Part 1: SLW – long short term and long term calls -4%, +60%, +65%, -15%, +53%
June 60 calls for 0.31.
June 45 calls for 4.35.
July silver 60 calls for 0.042.
Earnings to be reported after the close. If you sell a product for $30 that cost you $4 and you only have 23 employees, earnings might be okay — except for things that come up like HL’s skeletons.
It will be interesting to see what happens. Upside targets of around 45.12 and 46.67 provided by Rick Ackerman’s method. If price open’s gap up it might be time to sell the 45 calls? If price opens lower with a gap – that will be an interesting decision.
+ SLW has a good backtest on the December high.
+ At all time highs with good fundamentals.
+ Volume keeps rising.
+ The obvious and GARGANTUAN silver opportunity
+ Surveying the playing field: fortunes can be made or lost in the next month or so, and sent to PCH
March 5: Brian Hunt’s Market Notes showcases SLW.
Our friend Jeff Clark of Casey Research has commented that Silver Wheaton is such a terrific silver play, we can use it to judge the severity of a precious metals mania. If gold and silver enter a mania phase, Silver Wheaton will be the stock magazine publishers throw on their covers… it will be the “must own” stock discussed at cocktail parties… and folks will talk about Silver Wheaton’s royalty stream like they talked about Cisco’s networking sales back in 1999.
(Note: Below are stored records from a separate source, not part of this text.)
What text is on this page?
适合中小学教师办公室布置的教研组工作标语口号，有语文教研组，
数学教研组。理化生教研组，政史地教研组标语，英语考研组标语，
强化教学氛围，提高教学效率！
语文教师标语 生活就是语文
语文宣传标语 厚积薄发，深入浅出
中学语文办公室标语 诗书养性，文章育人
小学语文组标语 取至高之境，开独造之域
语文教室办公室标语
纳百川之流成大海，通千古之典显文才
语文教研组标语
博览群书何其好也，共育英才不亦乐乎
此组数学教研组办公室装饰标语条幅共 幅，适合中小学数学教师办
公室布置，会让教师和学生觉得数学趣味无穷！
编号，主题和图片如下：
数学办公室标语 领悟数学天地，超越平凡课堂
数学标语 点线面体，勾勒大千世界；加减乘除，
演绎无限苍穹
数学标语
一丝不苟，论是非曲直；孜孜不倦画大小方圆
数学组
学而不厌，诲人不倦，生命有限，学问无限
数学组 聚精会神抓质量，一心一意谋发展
That is what I am betting on.
March 8: Steve Sjuggerud on SLW: Up 40% in Seven Weeks, Still Room to Double
SLW has a fair number of gaps, and I did not sell this one. Usually when a move is rather extended to the upside and there is a gap on the open, it’s a good time to sell. But not always, especially if price is not extended. I did not sell at point 10 because:
+ I want to keep the position despite daily price movements, unless they are very bearish. (Yesterdays bar did not even take out the low of the bar before it. Compare that to point 1 and 2. Point 4 is a little different because it might have received support from the 10 ema.)
+ Price is not extended compared to the the old high at point 2. (definitely extended compared to the recent bottom mid February.)
+ The 2011 backwardation has been following 2008 closely. That implies price can go up for at least 5 more days with minor corrections.
The other reason I want to hold onto the position is silver really could explode up at any time. Among other things, the stream of rumors about JPM offering cash premiums to not take delivery from the COMEX is continuous. Mr Chapman, about 1.5 minutes in, is saying premiums were at 80%. IF true that puts the real price of silver at around 65 frn’s/oz. Then add backwardation, the lack of Silver Maples, funky warehouse stats, etc, etc… One could sell the gap and be chasing price big time to get back in. Maybe that is a good plan? If every major gap was sold and bought back 1-2 days later, that would probably cover the loss of having to chase price. But I’m not at the computer all the time. So I don’t want the stress.
Note that usually when price gaps up, it just heads down. None of this bouncing back stuff after 10 minutes. If silver really is bullish, SLW could open up, and just start accelerating up 15% in a short amount of time.
March 10: Sold June 45 calls -36%. Will be updating the gap info above and point out the psychological blind spot. In summary, the account just gave away 5 points. The rational for not selling the gap up was having to buy back at a higher price. If if I that happened, would it take 5 points to do it? Probably not. I don’t have good enough rules for dealing with gaps. Will update this weekend.
March 11: Was doing other things so missed the gap down open. Will wait for a pullback on the 60 min chart. I was thinking last due to the big gap, it might take a few days to get a good bottom in. Nope!
SLW: Dividends could rise to as much as 50% of cash flow
March 23: Long June 46 (2.22) and 65 (0.23) calls 4 days ago. The 65 calls are a bet on a big price run up and will have to be closed if price starts to stall out. I think they were expensive and expire rather soon considering how out of the money they are. But, if silver really starts to run, it’s much better to have exposure to a large number of shares rather than just exposure. The 46 calls were rather out of the money considering what I normally like to do (at the money, or one strike out of the money), but they are already rather profitable.
I sold 3/4 of the June 60 calls (+25%) in order to avoid riding a drop down to 33-36. I doubt that would have happened (famous last words), but I would rather reenter than sit through a major drawdown “hoping”. I obviously was not trading that correction well 🙂 And SLW is still very overbought on a monthly time frame. Really need to learn to sell large gaps up when price is extended.
I still entertain the notion that SLW will be the biggest momo stock ever.
April 14: Sold all the June 60 calls +58% on Tuesday since price looked to go lower. So the average is +41%. I can’t easily find what I sold the June 46 calls for, but it was a profit. But I will drop it since I got into June 47’s that I did not list here (so I don’t keep official track) that I sold in a debacle at a loss. Sold the June 65’s at -3%. That was silly. Too expensive, too far away, and not enough time until expiration.
I did not really preform profitably with the trades in this post. This is one reason I got flat on almost everything on Tuesday.